“As we all know, the daguerreotype-plate may be impressed, not only by objects, but also by their reflections. Well, the phenomenon in question, which ought to be named mental photography, produces, besides realities, the dreams of our imagination, with such a fidelity that very often we become unable to distinguish a copy taken from one present, from a negative obtained of an image. . . .
“The magnetization of a table or of a person is absolutely identical in its results; it is the saturation of a foreign body by either the intelligent vital electricity, or the thought of the magnetizer and those present.
” Nothing can give a better or a more just idea of it than the electric battery gathering the fluid on its conductor, to obtain thereof a brute force which manifests itself in sparks of light, etc. Thus, the electricity accumulated on an isolated body acquires a power of reaction equal to the action, either for charging, magnetizing, decomposing, inflaming, or for discharging its vibrations far away. These are the visible effects of the blind, or crude electricity produced by blind elements — the word blind being used by the table itself in contradistinction to the intelligent electricity. But there evidently exists a corresponding electricity produced by the cerebral pile of man; this soul-electricity, this spiritual and universal ether, which is the ambient, middle nature of the metaphysical universe, or rather of the incorporeal universe, has to be studied before it is admitted by science, which, having no idea of it, will never know anything of the great phenomenon of life until she does.
“It appears that to manifest itself the cerebral electricity requires the help of the ordinary statical electricity; when the latter is lacking in the atmosphere — when the air is very damp, for instance — you can get little or nothing of either tables or mediums. . . .
“There is no need for the ideas to be formulated very precisely in the
brains of the persons present; the table discovers and formulates them itself, in either prose or verse, but always correctly; the table requires time to compose a verse; it begins, then it erases a word, corrects it, and sometimes sends back the epigram to our address . . . if the persons present are in sympathy with each other, it jokes and laughs with us as any living person could. As to the things of the exterior world, it has to content itself with conjectures, as well as ourselves; it (the table) composes little philosophical systems, discusses and maintains them as the most cunning rhetorician might. In short, it creates itself a conscience and a reason properly belonging to itself, but with the materials it finds in us.. . .
“The Americans are persuaded that they talk with their dead; some think (more truly) that these are spirits; others take them for angels; others again for devils . . . (the intelligence) assuming the shape which fits the conviction and preconceived opinion of every one; so did the initiates of the temples of Serapis, of Delphi, and other theurgico-medical establishments of the same kind. They were convinced beforehand that they would communicate with their gods; and they never failed.

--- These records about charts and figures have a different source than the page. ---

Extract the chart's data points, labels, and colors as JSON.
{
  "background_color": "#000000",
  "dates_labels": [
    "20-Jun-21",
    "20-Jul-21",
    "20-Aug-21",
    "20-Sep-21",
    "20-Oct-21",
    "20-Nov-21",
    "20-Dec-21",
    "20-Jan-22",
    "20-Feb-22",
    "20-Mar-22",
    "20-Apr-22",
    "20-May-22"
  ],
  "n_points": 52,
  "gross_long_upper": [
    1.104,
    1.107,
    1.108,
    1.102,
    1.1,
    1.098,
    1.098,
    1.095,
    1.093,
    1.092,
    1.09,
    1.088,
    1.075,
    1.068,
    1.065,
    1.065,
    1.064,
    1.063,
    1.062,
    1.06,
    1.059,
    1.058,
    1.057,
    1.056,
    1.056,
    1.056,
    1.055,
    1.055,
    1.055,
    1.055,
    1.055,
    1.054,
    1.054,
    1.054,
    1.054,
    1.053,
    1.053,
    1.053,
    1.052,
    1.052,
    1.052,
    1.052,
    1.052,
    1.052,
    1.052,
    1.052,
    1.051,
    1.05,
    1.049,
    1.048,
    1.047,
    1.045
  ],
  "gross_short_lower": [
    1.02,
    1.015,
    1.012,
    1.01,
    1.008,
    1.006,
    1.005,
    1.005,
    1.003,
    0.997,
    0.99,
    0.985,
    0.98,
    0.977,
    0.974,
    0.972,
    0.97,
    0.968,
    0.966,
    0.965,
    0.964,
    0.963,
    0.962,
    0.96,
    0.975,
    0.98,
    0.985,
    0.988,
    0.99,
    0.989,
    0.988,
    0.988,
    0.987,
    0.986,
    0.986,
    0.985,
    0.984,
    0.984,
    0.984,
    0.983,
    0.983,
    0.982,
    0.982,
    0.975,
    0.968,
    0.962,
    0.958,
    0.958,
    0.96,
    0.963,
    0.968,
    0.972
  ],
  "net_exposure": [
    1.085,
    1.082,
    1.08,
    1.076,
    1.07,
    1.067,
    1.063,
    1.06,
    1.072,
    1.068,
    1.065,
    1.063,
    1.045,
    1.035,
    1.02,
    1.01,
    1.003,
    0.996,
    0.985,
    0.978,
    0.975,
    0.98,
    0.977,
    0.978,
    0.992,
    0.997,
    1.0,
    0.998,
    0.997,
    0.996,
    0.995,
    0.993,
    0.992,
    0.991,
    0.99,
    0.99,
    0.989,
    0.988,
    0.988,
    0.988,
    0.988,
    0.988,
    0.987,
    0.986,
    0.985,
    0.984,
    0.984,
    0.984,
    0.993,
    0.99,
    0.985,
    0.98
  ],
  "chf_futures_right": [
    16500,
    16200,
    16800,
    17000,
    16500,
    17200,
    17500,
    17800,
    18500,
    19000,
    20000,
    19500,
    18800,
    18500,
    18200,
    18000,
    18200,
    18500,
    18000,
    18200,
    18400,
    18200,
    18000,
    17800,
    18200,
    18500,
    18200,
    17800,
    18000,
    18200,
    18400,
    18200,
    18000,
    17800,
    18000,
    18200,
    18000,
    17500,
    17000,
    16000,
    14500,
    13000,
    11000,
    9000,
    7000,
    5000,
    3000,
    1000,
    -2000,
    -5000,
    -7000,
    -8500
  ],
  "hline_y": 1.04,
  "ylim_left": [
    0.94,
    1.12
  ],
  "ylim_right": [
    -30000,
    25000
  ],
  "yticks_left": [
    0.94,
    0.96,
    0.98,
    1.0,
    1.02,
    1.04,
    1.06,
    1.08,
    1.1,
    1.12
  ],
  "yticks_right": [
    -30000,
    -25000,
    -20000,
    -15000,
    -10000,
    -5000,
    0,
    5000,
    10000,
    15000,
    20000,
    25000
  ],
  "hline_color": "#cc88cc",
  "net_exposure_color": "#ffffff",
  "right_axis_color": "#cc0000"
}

“We, who well know the value of the phenomenon . . . are perfectly sure that after having charged the table with our magnetic efflux, we have called to life, or created an intelligence analogous to our own, which like ourselves is endowed with a free will, can talk and discuss with us, with a degree of superior lucidity, considering that the resultant is stronger than the individual, or rather the whole is larger than a part of it. . . . We must not accuse Herodotus of telling us fibs when he records the most extraordinary circumstances, for we must hold them to be as true and correct as the rest of historical facts which are to be found in all the Pagan writers of antiquity. . ..

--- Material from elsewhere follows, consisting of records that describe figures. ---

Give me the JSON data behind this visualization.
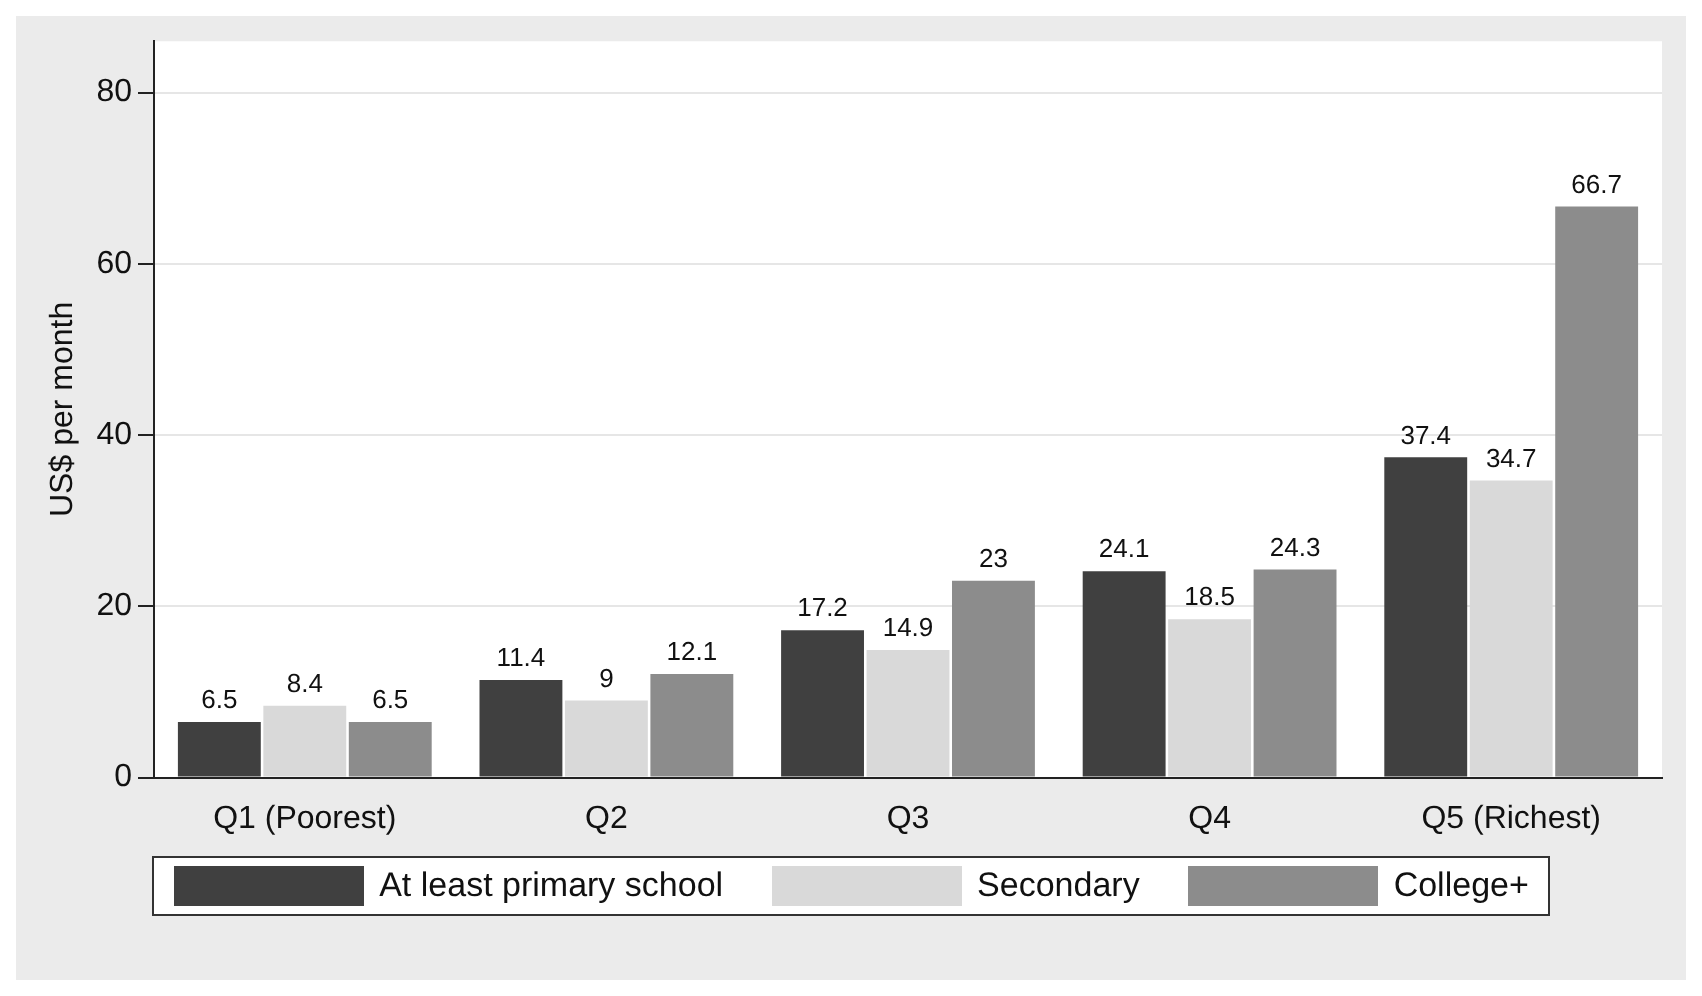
{
  "chart_data": {
    "type": "bar",
    "ylabel": "US$ per month",
    "categories": [
      "Q1 (Poorest)",
      "Q2",
      "Q3",
      "Q4",
      "Q5 (Richest)"
    ],
    "series": [
      {
        "name": "At least primary school",
        "color": "#404040",
        "values": [
          6.5,
          11.4,
          17.2,
          24.1,
          37.4
        ]
      },
      {
        "name": "Secondary",
        "color": "#d9d9d9",
        "values": [
          8.4,
          9,
          14.9,
          18.5,
          34.7
        ]
      },
      {
        "name": "College+",
        "color": "#8c8c8c",
        "values": [
          6.5,
          12.1,
          23,
          24.3,
          66.7
        ]
      }
    ],
    "ylim": [
      0,
      86
    ],
    "yticks": [
      0,
      20,
      40,
      60,
      80
    ],
    "grid": "y",
    "legend": "bottom",
    "data_labels": true
  }
}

“The phenomenon is as old as the world. . . . The priests of India and China practiced it before the Egyptians and the Greeks. The savages and the Esquimaux know it well. It is the phenomenon of Faith, sole source of every prodigy,” and it will be done to you according to your faith. The one who enunciated this profound doctrine was verily the incarnated word of Truth; he neither deceived himself, nor wanted to deceive others; he expounded an axiom which we now repeat, without much hope of seeing it accepted.